Honey Garlic Chicken
Ingredients:
3 boneless, skinless chicken breasts (about 1½ pounds), pounded to ½-inch thickness
1 tablespoon olive oil
1 teaspoon paprika
1 teaspoon chili powder
1 teaspoon garlic powder
1 teaspoon fresh parsley, plus more for garnish
1/2 teaspoon salt
1/4 teaspoon black pepper
1/2 cup all-purpose flour
8 tablespoons unsalted butter, divided
4 cloves garlic, minced
1/3 cup honey
1 tablespoon soy sauce
1 tablespoon apple cider vinegar
Instructions:
Prepare the chicken: Pat chicken dry with a paper towel. Use a sharp knife to make 4-5 shallow cross-hatch cuts on each breast.
Season the chicken: Drizzle olive oil over both sides of the chicken. In a small bowl, mix paprika, chili powder, garlic powder, parsley, salt, and pepper. Rub the seasoning all over the chicken, making sure it gets into the grooves.
Dredge in flour: Coat each chicken breast in flour, shaking off excess.
Cook the chicken: In a large skillet over medium heat, melt 6 tablespoons of butter. Add chicken, cross-hatch side up, and cook for 5 minutes per side until golden brown. Remove from the skillet and tent with foil.
Make the sauce: In the same skillet, add the remaining butter and minced garlic. Cook for 1 minute. Whisk in honey, soy sauce, and apple cider vinegar.
Simmer the chicken: Return the chicken to the skillet, cross-hatch side up. Simmer for 3-5 minutes, occasionally basting with sauce, until the sauce thickens and the chicken reaches an internal temperature of 165°F.
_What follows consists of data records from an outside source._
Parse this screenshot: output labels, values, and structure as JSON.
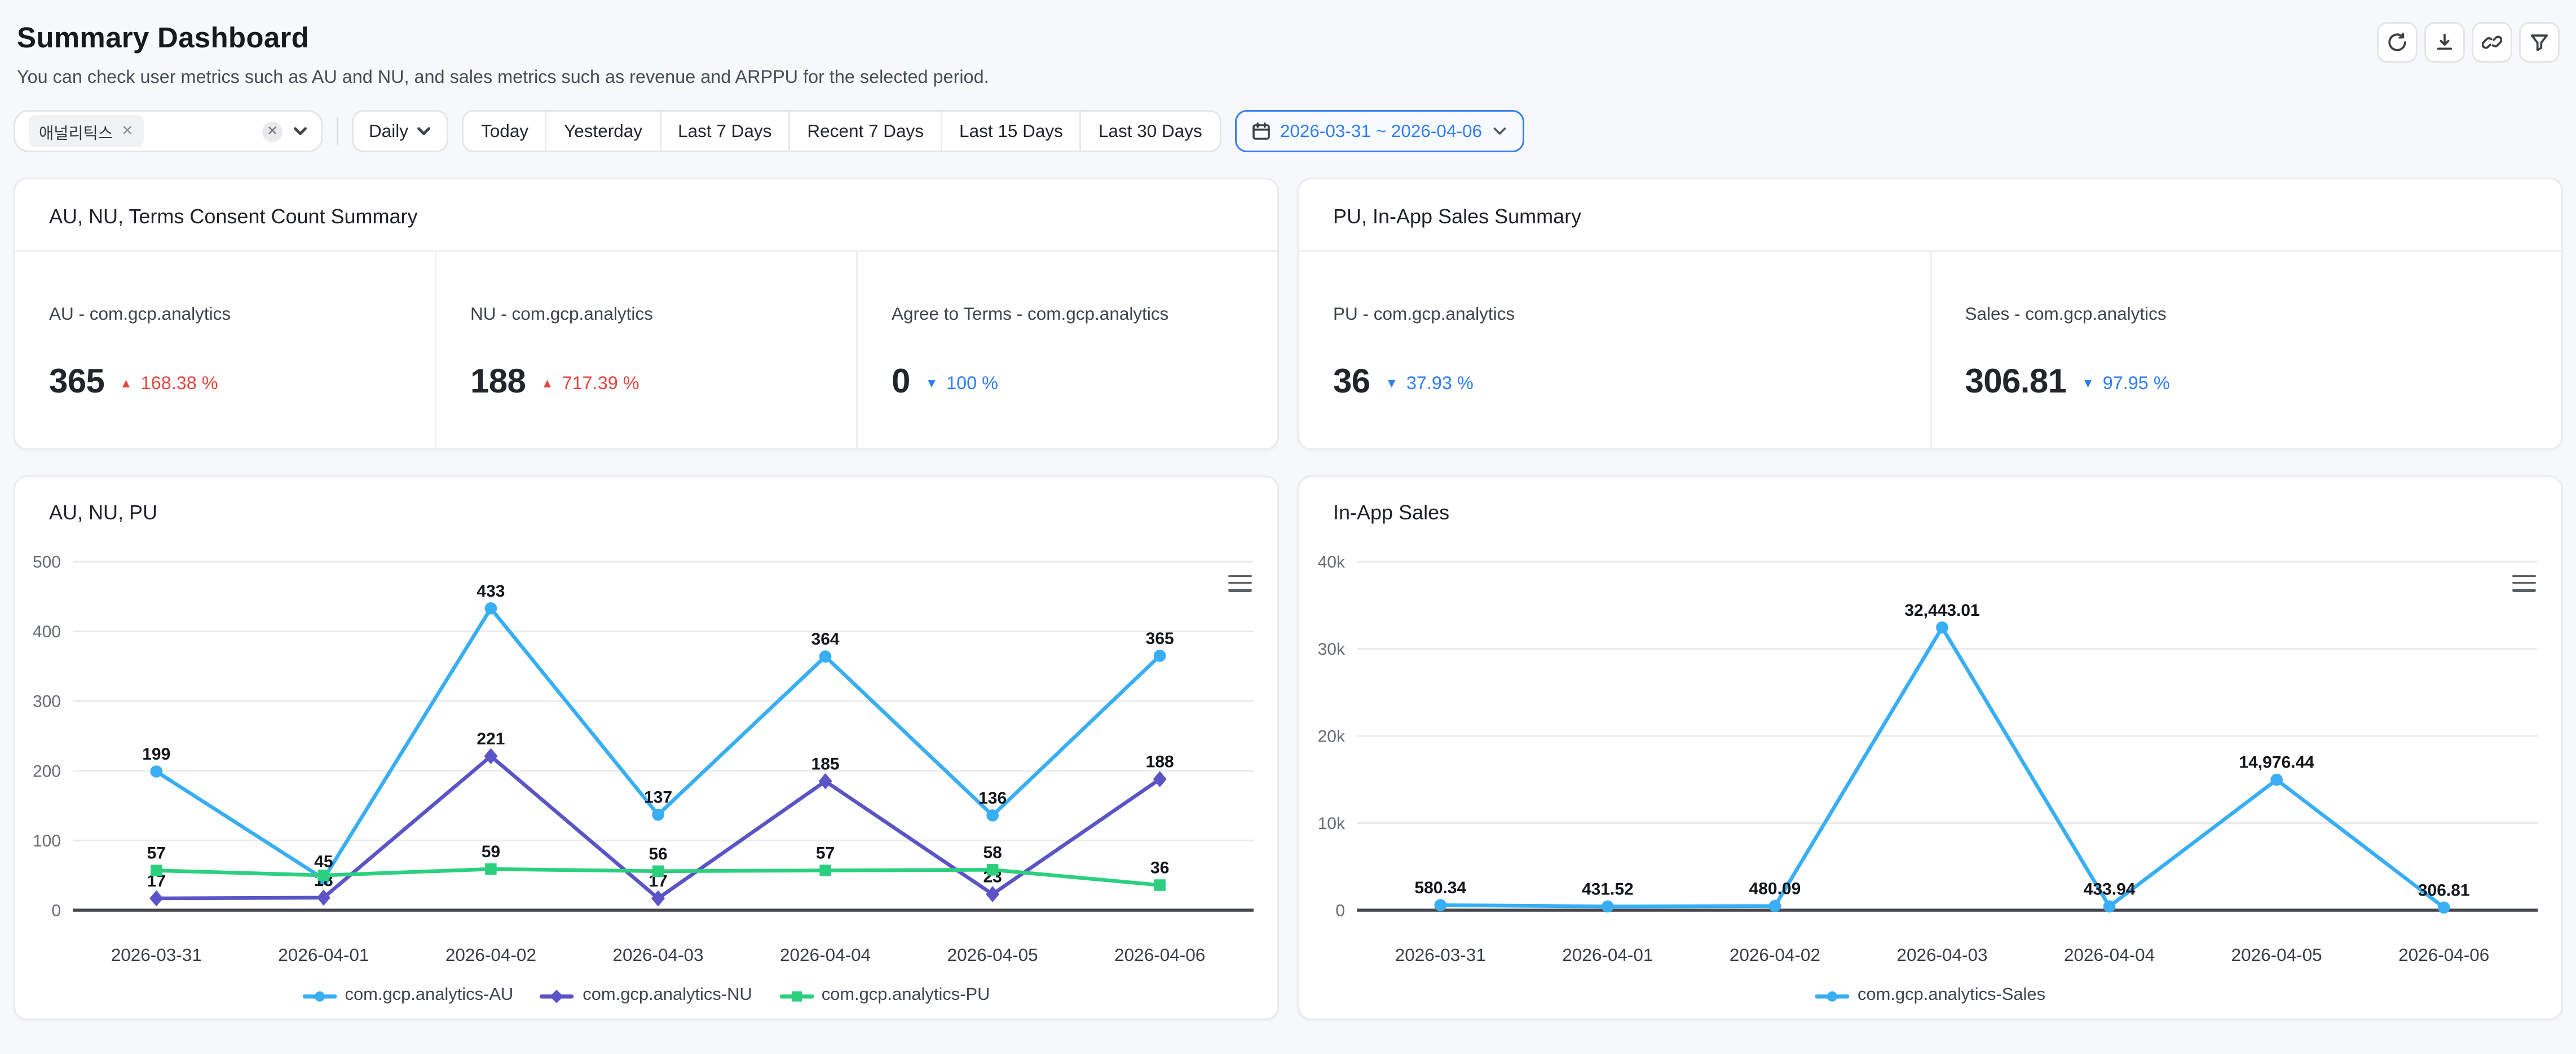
{
  "page": {
    "title": "Summary Dashboard",
    "subtitle": "You can check user metrics such as AU and NU, and sales metrics such as revenue and ARPPU for the selected period.",
    "background": "#f7f8fa"
  },
  "toolbar": {
    "icons": [
      "refresh",
      "download",
      "link",
      "filter"
    ]
  },
  "filters": {
    "app_tag": "애널리틱스",
    "tag_remove": "✕",
    "clear": "✕",
    "period_select": "Daily",
    "range_buttons": [
      "Today",
      "Yesterday",
      "Last 7 Days",
      "Recent 7 Days",
      "Last 15 Days",
      "Last 30 Days"
    ],
    "date_range": "2026-03-31 ~ 2026-04-06"
  },
  "summary_cards": [
    {
      "title": "AU, NU, Terms Consent Count Summary",
      "metrics": [
        {
          "label": "AU - com.gcp.analytics",
          "value": "365",
          "direction": "up",
          "change": "168.38 %"
        },
        {
          "label": "NU - com.gcp.analytics",
          "value": "188",
          "direction": "up",
          "change": "717.39 %"
        },
        {
          "label": "Agree to Terms - com.gcp.analytics",
          "value": "0",
          "direction": "down",
          "change": "100 %"
        }
      ]
    },
    {
      "title": "PU, In-App Sales Summary",
      "metrics": [
        {
          "label": "PU - com.gcp.analytics",
          "value": "36",
          "direction": "down",
          "change": "37.93 %"
        },
        {
          "label": "Sales - com.gcp.analytics",
          "value": "306.81",
          "direction": "down",
          "change": "97.95 %"
        }
      ]
    }
  ],
  "colors": {
    "up": "#e5463d",
    "down": "#2b7cf7",
    "accent_blue": "#2f7df6",
    "series_au": "#38aef5",
    "series_nu": "#5b54c6",
    "series_pu": "#2bd07f",
    "series_sales": "#38aef5"
  },
  "chart_data": [
    {
      "type": "line",
      "title": "AU, NU, PU",
      "categories": [
        "2026-03-31",
        "2026-04-01",
        "2026-04-02",
        "2026-04-03",
        "2026-04-04",
        "2026-04-05",
        "2026-04-06"
      ],
      "series": [
        {
          "name": "com.gcp.analytics-AU",
          "color": "#38aef5",
          "symbol": "circle",
          "values": [
            199,
            45,
            433,
            137,
            364,
            136,
            365
          ],
          "labels": [
            "199",
            "45",
            "433",
            "137",
            "364",
            "136",
            "365"
          ]
        },
        {
          "name": "com.gcp.analytics-NU",
          "color": "#5b54c6",
          "symbol": "diamond",
          "values": [
            17,
            18,
            221,
            17,
            185,
            23,
            188
          ],
          "labels": [
            "17",
            "18",
            "221",
            "17",
            "185",
            "23",
            "188"
          ]
        },
        {
          "name": "com.gcp.analytics-PU",
          "color": "#2bd07f",
          "symbol": "square",
          "values": [
            57,
            50,
            59,
            56,
            57,
            58,
            36
          ],
          "labels": [
            "57",
            null,
            "59",
            "56",
            "57",
            "58",
            "36"
          ]
        }
      ],
      "xlabel": "",
      "ylabel": "",
      "ylim": [
        0,
        500
      ],
      "yticks": [
        {
          "v": 0,
          "label": "0"
        },
        {
          "v": 100,
          "label": "100"
        },
        {
          "v": 200,
          "label": "200"
        },
        {
          "v": 300,
          "label": "300"
        },
        {
          "v": 400,
          "label": "400"
        },
        {
          "v": 500,
          "label": "500"
        }
      ],
      "grid": true,
      "legend_position": "bottom"
    },
    {
      "type": "line",
      "title": "In-App Sales",
      "categories": [
        "2026-03-31",
        "2026-04-01",
        "2026-04-02",
        "2026-04-03",
        "2026-04-04",
        "2026-04-05",
        "2026-04-06"
      ],
      "series": [
        {
          "name": "com.gcp.analytics-Sales",
          "color": "#38aef5",
          "symbol": "circle",
          "values": [
            580.34,
            431.52,
            480.09,
            32443.01,
            433.94,
            14976.44,
            306.81
          ],
          "labels": [
            "580.34",
            "431.52",
            "480.09",
            "32,443.01",
            "433.94",
            "14,976.44",
            "306.81"
          ]
        }
      ],
      "xlabel": "",
      "ylabel": "",
      "ylim": [
        0,
        40000
      ],
      "yticks": [
        {
          "v": 0,
          "label": "0"
        },
        {
          "v": 10000,
          "label": "10k"
        },
        {
          "v": 20000,
          "label": "20k"
        },
        {
          "v": 30000,
          "label": "30k"
        },
        {
          "v": 40000,
          "label": "40k"
        }
      ],
      "grid": true,
      "legend_position": "bottom"
    }
  ]
}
Serve: Garnish with fresh parsley and serve with rice and steamed broccoli.
Notes:
For a thicker sauce, mix 1 tablespoon cornstarch with 2 tablespoons water and stir it in.
To thin the sauce, add a little water until it reaches your desired consistency.
Leftovers can be stored in the fridge for up to 3 days and reheated on the stovetop or in the microwave.